Unicode Character Scanners#

These scanners detect special Unicode characters that AI models (ChatGPT, Copilot, etc.) frequently insert into text but that students almost never type manually. They run regardless of the selected language.

Scanner ID	Character	Example	Confidence
`em-dash`	U+2014 — (em dash)	“Text — more text” instead of “Text - more text”	High
`en-dash-word-join`	U+2013 – between letters	“word–joiner” instead of “word-joiner”	High
`smart-quotes`	U+201D " and U+2018 '	“quoted” instead of “quoted”	Medium / Low
`ellipsis`	U+2026 … (horizontal ellipsis)	“and so on…” instead of “and so on…”	Medium
`non-breaking-space`	U+00A0 (non-breaking space)	Invisible — looks like a normal space	Medium
`invisible-space`	U+200B, U+200A, U+2009, U+202F, U+FEFF	Completely invisible zero-width characters	High
`minus-sign`	U+2212 − (minus sign)	“5 − 3” instead of “5 - 3”	Medium

Why these matter#

When students type text in a word processor, they use the standard keyboard characters: hyphens (-), straight quotes ("), three dots (...), and regular spaces. AI models, however, are trained on typographically polished text and tend to output Unicode variants of these characters.
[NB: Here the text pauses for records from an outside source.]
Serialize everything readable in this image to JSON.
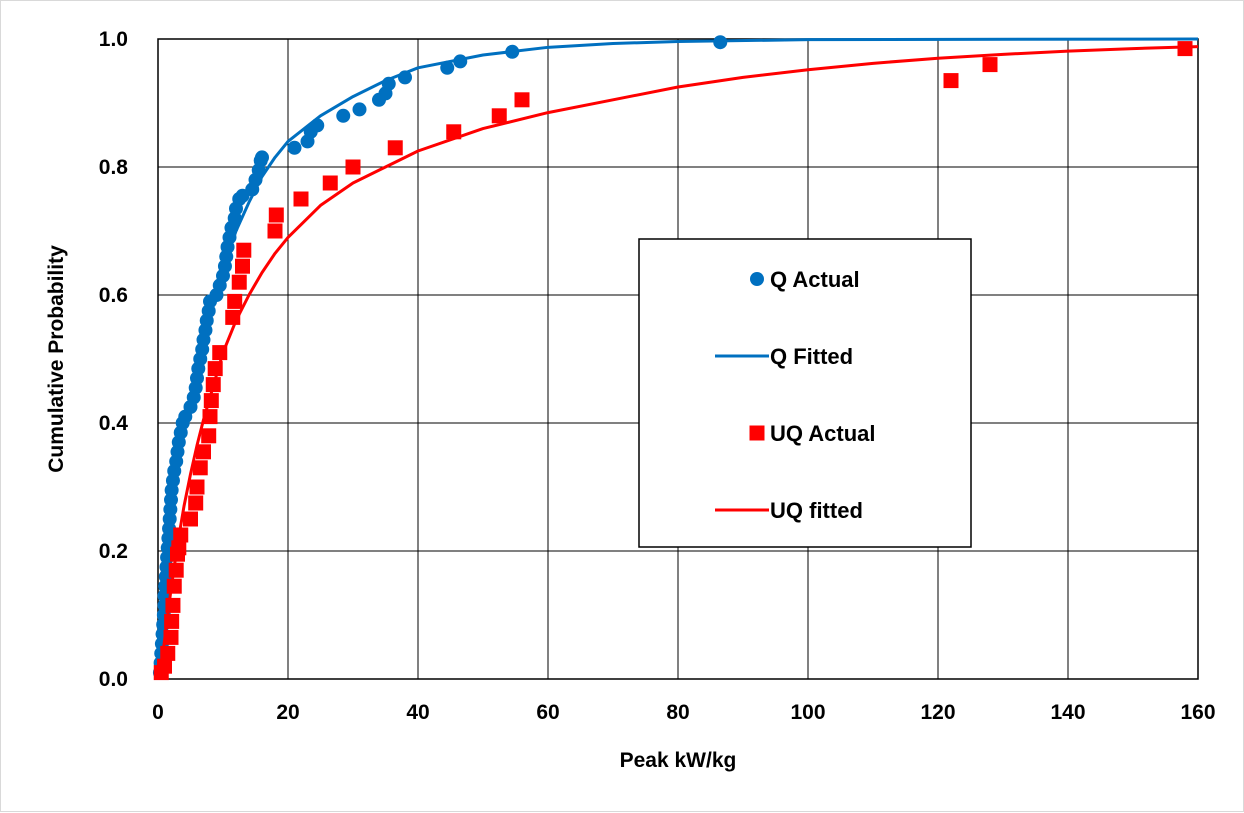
{
  "chart_data": {
    "type": "scatter",
    "title": "",
    "xlabel": "Peak kW/kg",
    "ylabel": "Cumulative Probability",
    "xlim": [
      0,
      160
    ],
    "ylim": [
      0,
      1.0
    ],
    "x_ticks": [
      "0",
      "20",
      "40",
      "60",
      "80",
      "100",
      "120",
      "140",
      "160"
    ],
    "y_ticks": [
      "0.0",
      "0.2",
      "0.4",
      "0.6",
      "0.8",
      "1.0"
    ],
    "grid": true,
    "legend_position": "center-right",
    "colors": {
      "q": "#0070C0",
      "uq": "#FF0000"
    },
    "series": [
      {
        "name": "Q Actual",
        "kind": "markers",
        "marker": "circle",
        "color": "#0070C0",
        "points": [
          [
            0.3,
            0.01
          ],
          [
            0.4,
            0.025
          ],
          [
            0.5,
            0.04
          ],
          [
            0.6,
            0.055
          ],
          [
            0.7,
            0.07
          ],
          [
            0.8,
            0.085
          ],
          [
            0.9,
            0.1
          ],
          [
            1.0,
            0.115
          ],
          [
            1.0,
            0.13
          ],
          [
            1.1,
            0.145
          ],
          [
            1.2,
            0.16
          ],
          [
            1.3,
            0.175
          ],
          [
            1.4,
            0.19
          ],
          [
            1.5,
            0.205
          ],
          [
            1.6,
            0.22
          ],
          [
            1.7,
            0.235
          ],
          [
            1.8,
            0.25
          ],
          [
            1.9,
            0.265
          ],
          [
            2.0,
            0.28
          ],
          [
            2.1,
            0.295
          ],
          [
            2.3,
            0.31
          ],
          [
            2.5,
            0.325
          ],
          [
            2.8,
            0.34
          ],
          [
            3.0,
            0.355
          ],
          [
            3.2,
            0.37
          ],
          [
            3.5,
            0.385
          ],
          [
            3.8,
            0.4
          ],
          [
            4.2,
            0.41
          ],
          [
            5.0,
            0.425
          ],
          [
            5.5,
            0.44
          ],
          [
            5.8,
            0.455
          ],
          [
            6.0,
            0.47
          ],
          [
            6.2,
            0.485
          ],
          [
            6.5,
            0.5
          ],
          [
            6.8,
            0.515
          ],
          [
            7.0,
            0.53
          ],
          [
            7.3,
            0.545
          ],
          [
            7.5,
            0.56
          ],
          [
            7.8,
            0.575
          ],
          [
            8.0,
            0.59
          ],
          [
            9.0,
            0.6
          ],
          [
            9.5,
            0.615
          ],
          [
            10.0,
            0.63
          ],
          [
            10.3,
            0.645
          ],
          [
            10.5,
            0.66
          ],
          [
            10.7,
            0.675
          ],
          [
            11.0,
            0.69
          ],
          [
            11.3,
            0.705
          ],
          [
            11.8,
            0.72
          ],
          [
            12.0,
            0.735
          ],
          [
            12.5,
            0.75
          ],
          [
            13.0,
            0.755
          ],
          [
            14.5,
            0.765
          ],
          [
            15.0,
            0.78
          ],
          [
            15.5,
            0.795
          ],
          [
            15.8,
            0.81
          ],
          [
            16.0,
            0.815
          ],
          [
            21.0,
            0.83
          ],
          [
            23.0,
            0.84
          ],
          [
            23.5,
            0.855
          ],
          [
            24.5,
            0.865
          ],
          [
            28.5,
            0.88
          ],
          [
            31.0,
            0.89
          ],
          [
            34.0,
            0.905
          ],
          [
            35.0,
            0.915
          ],
          [
            35.5,
            0.93
          ],
          [
            38.0,
            0.94
          ],
          [
            44.5,
            0.955
          ],
          [
            46.5,
            0.965
          ],
          [
            54.5,
            0.98
          ],
          [
            86.5,
            0.995
          ]
        ]
      },
      {
        "name": "Q Fitted",
        "kind": "line",
        "color": "#0070C0",
        "points": [
          [
            0.2,
            0.0
          ],
          [
            0.5,
            0.07
          ],
          [
            1,
            0.155
          ],
          [
            1.5,
            0.21
          ],
          [
            2,
            0.26
          ],
          [
            3,
            0.33
          ],
          [
            4,
            0.385
          ],
          [
            5,
            0.435
          ],
          [
            6,
            0.48
          ],
          [
            7,
            0.525
          ],
          [
            8,
            0.565
          ],
          [
            9,
            0.605
          ],
          [
            10,
            0.64
          ],
          [
            11,
            0.67
          ],
          [
            12,
            0.7
          ],
          [
            14,
            0.745
          ],
          [
            16,
            0.785
          ],
          [
            18,
            0.815
          ],
          [
            20,
            0.84
          ],
          [
            25,
            0.88
          ],
          [
            30,
            0.91
          ],
          [
            35,
            0.935
          ],
          [
            40,
            0.955
          ],
          [
            50,
            0.975
          ],
          [
            60,
            0.987
          ],
          [
            70,
            0.993
          ],
          [
            80,
            0.996
          ],
          [
            100,
            0.999
          ],
          [
            160,
            1.0
          ]
        ]
      },
      {
        "name": "UQ Actual",
        "kind": "markers",
        "marker": "square",
        "color": "#FF0000",
        "points": [
          [
            0.5,
            0.01
          ],
          [
            1.0,
            0.02
          ],
          [
            1.5,
            0.04
          ],
          [
            2.0,
            0.065
          ],
          [
            2.1,
            0.09
          ],
          [
            2.3,
            0.115
          ],
          [
            2.5,
            0.145
          ],
          [
            2.8,
            0.17
          ],
          [
            3.0,
            0.195
          ],
          [
            3.2,
            0.205
          ],
          [
            3.5,
            0.225
          ],
          [
            5.0,
            0.25
          ],
          [
            5.8,
            0.275
          ],
          [
            6.0,
            0.3
          ],
          [
            6.5,
            0.33
          ],
          [
            7.0,
            0.355
          ],
          [
            7.8,
            0.38
          ],
          [
            8.0,
            0.41
          ],
          [
            8.2,
            0.435
          ],
          [
            8.5,
            0.46
          ],
          [
            8.8,
            0.485
          ],
          [
            9.5,
            0.51
          ],
          [
            11.5,
            0.565
          ],
          [
            11.8,
            0.59
          ],
          [
            12.5,
            0.62
          ],
          [
            13.0,
            0.645
          ],
          [
            13.2,
            0.67
          ],
          [
            18.0,
            0.7
          ],
          [
            18.2,
            0.725
          ],
          [
            22.0,
            0.75
          ],
          [
            26.5,
            0.775
          ],
          [
            30.0,
            0.8
          ],
          [
            36.5,
            0.83
          ],
          [
            45.5,
            0.855
          ],
          [
            52.5,
            0.88
          ],
          [
            56.0,
            0.905
          ],
          [
            122.0,
            0.935
          ],
          [
            128.0,
            0.96
          ],
          [
            158.0,
            0.985
          ]
        ]
      },
      {
        "name": "UQ fitted",
        "kind": "line",
        "color": "#FF0000",
        "points": [
          [
            0.3,
            0.0
          ],
          [
            1,
            0.06
          ],
          [
            2,
            0.14
          ],
          [
            3,
            0.21
          ],
          [
            4,
            0.27
          ],
          [
            5,
            0.32
          ],
          [
            6,
            0.365
          ],
          [
            7,
            0.405
          ],
          [
            8,
            0.44
          ],
          [
            9,
            0.475
          ],
          [
            10,
            0.51
          ],
          [
            12,
            0.56
          ],
          [
            14,
            0.6
          ],
          [
            16,
            0.635
          ],
          [
            18,
            0.665
          ],
          [
            20,
            0.69
          ],
          [
            25,
            0.74
          ],
          [
            30,
            0.775
          ],
          [
            35,
            0.8
          ],
          [
            40,
            0.825
          ],
          [
            50,
            0.86
          ],
          [
            60,
            0.885
          ],
          [
            70,
            0.905
          ],
          [
            80,
            0.925
          ],
          [
            90,
            0.94
          ],
          [
            100,
            0.952
          ],
          [
            110,
            0.962
          ],
          [
            120,
            0.97
          ],
          [
            130,
            0.976
          ],
          [
            140,
            0.981
          ],
          [
            150,
            0.985
          ],
          [
            160,
            0.988
          ]
        ]
      }
    ]
  }
}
A single em dash is not proof of AI usage. But a document full of em dashes, smart quotes, and non-breaking spaces — combined with other findings — is a strong signal.

Special cases#

U+201C " (left double quotation mark) is not flagged because it is the standard closing quotation mark in German typography.
U+2019 ’ (right single quotation mark) is not flagged because it appears in legitimate German contractions.
Ellipsis in tables of contents is filtered out to avoid false positives from dot leaders.